Choć mogłoby się wydawać, że w obecnych realiach, czyli przy niskim bezrobociu i silnym nastawieniu na rozwój pracowników, bezpłatne staże i praktyki zdarzają się coraz rzadziej, to politycy Młodej Lewicy przekonują, że problem jest poważny i wymaga regulacji.
– Pora nazwać rzeczy po imieniu: darmowe staże i praktyki to po prostu wyzysk młodych ludzi. Jesteśmy bezpłatną i legalną siłą roboczą, co powinno być wstydem dla polskiego państwa, ale też wstydem dla rządu, który pozwolił na to przez tak długi czas – mówiła Anna Wardak, przewodnicząca Młodej Lewicy w Szczecinie.
Jakub Korczyński na konferencji prasowej posłużył się rekwizytem, a dokładniej – banknotem o najniższym nominale.
– To jest 10 złotych, czyli o całe 10 złotych więcej niż to, co tysiące absolwentów szkół otrzymują za godzinę swojej pracy. W jaki sposób młoda osoba, która właśnie skończyła studia i nie przysługuje jej już miejsce w akademiku, może sobie pozwolić na odbycie takiego stażu? W jaki sposób opłacić dojazd do miejsca praktyk, koszty mieszkania, koszty wyżywienia, gdy pracujemy na pełen etat za darmo? – pytał Korczyński.
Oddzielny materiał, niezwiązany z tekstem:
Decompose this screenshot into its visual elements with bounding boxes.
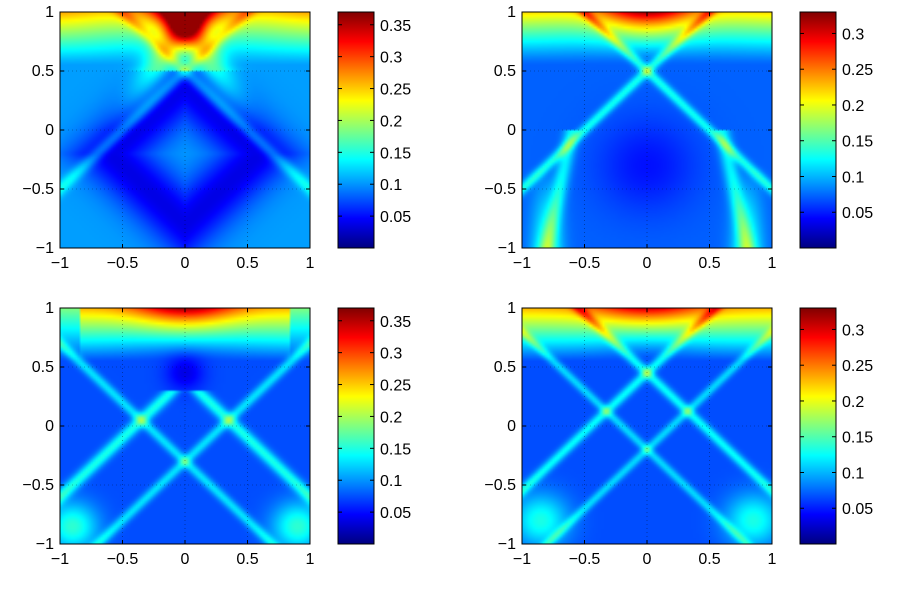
x-tick-label: 1 [768,255,777,272]
y-tick-label: 1 [45,4,54,21]
colorbar-tick-label: 0.25 [380,378,411,395]
colorbar-tick-label: 0.3 [842,26,864,43]
colorbar-tick-label: 0.1 [380,177,402,194]
colorbar-tick-label: 0.1 [380,473,402,490]
y-tick-label: 0.5 [32,63,54,80]
subplot-4: −1 −0.5 0 0.5 110.50−0.5−10.30.250.20.150.10… [484,300,873,568]
colorbar-tick-label: 0.15 [842,430,873,447]
colorbar-tick-label: 0.25 [842,62,873,79]
y-tick-label: −1 [498,240,516,257]
y-tick-label: 0 [45,122,54,139]
colorbar-tick-label: 0.3 [380,50,402,67]
x-tick-label: −0.5 [569,551,601,568]
colorbar-gradient [337,11,375,249]
x-tick-label: 0.5 [236,551,258,568]
colorbar-tick-label: 0.25 [380,82,411,99]
x-tick-label: −0.5 [107,551,139,568]
subplot-2: −1 −0.5 0 0.5 110.50−0.5−10.30.250.20.150.10… [484,4,873,272]
x-tick-label: −0.5 [569,255,601,272]
colorbar-tick-label: 0.3 [842,322,864,339]
colorbar-tick-label: 0.05 [380,505,411,522]
x-tick-label: 0.5 [698,255,720,272]
x-tick-label: 0.5 [236,255,258,272]
y-tick-label: 0 [507,122,516,139]
colorbar-tick-label: 0.2 [380,113,402,130]
colorbar-gradient [337,307,375,545]
colorbar-tick-label: 0.05 [842,501,873,518]
x-tick-label: −1 [51,551,69,568]
y-tick-label: 0 [507,418,516,435]
y-tick-label: 1 [45,300,54,317]
colorbar: 0.3 0.25 0.2 0.15 0.1 0.05 [799,307,873,545]
colorbar-tick-label: 0.15 [380,441,411,458]
x-tick-label: 0 [643,255,652,272]
y-tick-label: −1 [498,536,516,553]
y-tick-label: −1 [36,536,54,553]
colorbar: 0.35 0.3 0.25 0.2 0.15 0.1 0.05 [337,11,411,249]
colorbar: 0.35 0.3 0.25 0.2 0.15 0.1 0.05 [337,307,411,545]
colorbar-gradient [799,307,837,545]
y-tick-label: 1 [507,300,516,317]
colorbar-gradient [799,11,837,249]
x-tick-label: 1 [306,551,315,568]
colorbar-tick-label: 0.2 [842,98,864,115]
colorbar-tick-label: 0.15 [380,145,411,162]
colorbar-tick-label: 0.1 [842,169,864,186]
colorbar: 0.3 0.25 0.2 0.15 0.1 0.05 [799,11,873,249]
colorbar-tick-label: 0.1 [842,465,864,482]
colorbar-tick-label: 0.15 [842,134,873,151]
x-tick-label: 0 [181,551,190,568]
y-tick-label: 1 [507,4,516,21]
y-tick-label: −0.5 [22,477,54,494]
y-tick-label: 0.5 [494,63,516,80]
x-tick-label: −1 [513,255,531,272]
colorbar-tick-label: 0.05 [842,205,873,222]
y-tick-label: 0 [45,418,54,435]
colorbar-tick-label: 0.2 [380,409,402,426]
y-tick-label: −0.5 [484,181,516,198]
x-tick-label: 0 [643,551,652,568]
y-tick-label: −1 [36,240,54,257]
colorbar-tick-label: 0.3 [380,346,402,363]
x-tick-label: 0 [181,255,190,272]
x-tick-label: 1 [768,551,777,568]
x-tick-label: −1 [513,551,531,568]
colorbar-tick-label: 0.25 [842,358,873,375]
x-tick-label: −1 [51,255,69,272]
y-tick-label: 0.5 [32,359,54,376]
y-tick-label: −0.5 [484,477,516,494]
x-tick-label: −0.5 [107,255,139,272]
colorbar-tick-label: 0.2 [842,394,864,411]
y-tick-label: 0.5 [494,359,516,376]
colorbar-tick-label: 0.35 [380,18,411,35]
y-tick-label: −0.5 [22,181,54,198]
x-tick-label: 0.5 [698,551,720,568]
colorbar-tick-label: 0.05 [380,209,411,226]
x-tick-label: 1 [306,255,315,272]
subplot-1: −1 −0.5 0 0.5 1 1 0.5 0 −0.5 −1 0.35 0.3 0.25 0.2 0.15… [22,4,411,272]
subplot-3: −1 −0.5 0 0.5 1 1 0.5 0 −0.5 −1 0.35 0.3 0.25 0.2 0.15… [22,300,411,568]
colorbar-tick-label: 0.35 [380,314,411,331]
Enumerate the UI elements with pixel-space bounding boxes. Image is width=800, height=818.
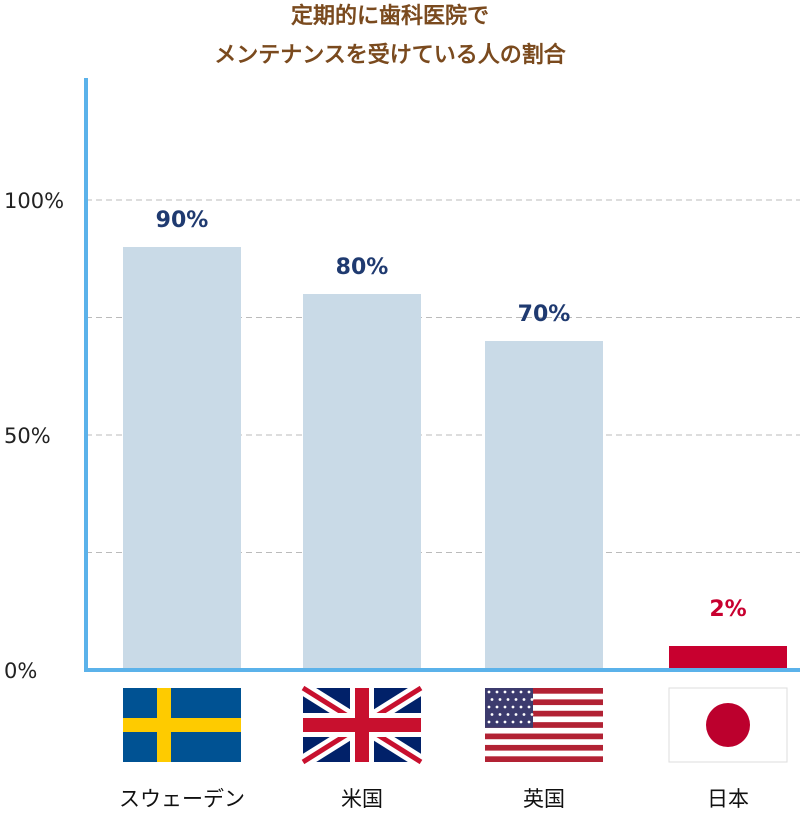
japan-flag xyxy=(668,687,788,763)
y-tick-label: 100% xyxy=(4,189,64,213)
flags xyxy=(123,682,788,768)
bar xyxy=(485,341,603,670)
category-label: スウェーデン xyxy=(119,787,245,811)
y-tick-label: 50% xyxy=(4,424,51,448)
uk-flag xyxy=(299,682,425,768)
chart-title-line-1: 定期的に歯科医院で xyxy=(291,3,489,29)
category-label: 日本 xyxy=(707,787,749,811)
data-label: 70% xyxy=(518,302,571,327)
sweden-flag xyxy=(123,688,241,762)
category-label: 英国 xyxy=(523,787,565,811)
data-label: 80% xyxy=(336,255,389,280)
chart-title-line-2: メンテナンスを受けている人の割合 xyxy=(214,42,567,68)
y-tick-label: 0% xyxy=(4,659,37,683)
bar xyxy=(303,294,421,670)
us-flag xyxy=(485,688,603,762)
bar xyxy=(669,646,787,670)
y-axis-ticks: 0% 50% 100% xyxy=(4,189,64,683)
data-label: 90% xyxy=(156,208,209,233)
data-labels: 90% 80% 70% 2% xyxy=(156,208,747,622)
bars xyxy=(123,247,787,670)
gridlines xyxy=(86,199,800,553)
category-label: 米国 xyxy=(341,787,383,811)
bar xyxy=(123,247,241,670)
category-labels: スウェーデン 米国 英国 日本 xyxy=(119,787,749,811)
data-label: 2% xyxy=(709,597,746,622)
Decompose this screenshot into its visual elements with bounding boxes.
Politycy Młodej Lewicy zaapelowali do prezydenta Szczecina Piotra Krzystka o wdrożenie polityki nakazującej godziwe wynagradzanie praktyk i staży w szczecińskim urzędzie miasta oraz podmiotach zarządzanych przez miasto.
Jak praktyki studenckie wyglądają w rzeczywistości? Umowę o bezpłatne praktyki, tzw. umowę absolwencką, podpisuje się z osobą, która ukończyła co najmniej szkołę gimnazjalną i nie przekroczyła jeszcze 30. roku życia. Maksymalny czas uczestnictwa w praktykach bezpłatnych wynosi 3 miesiące. Dodajmy, że praktyki w przypadku szkół branżowych czy techników kierunkowych zwykle są opłacane przez pracodawców. W takich przypadkach stawki są jednak niższe niższe niż te przysługujące zatrudnionym pracownikom.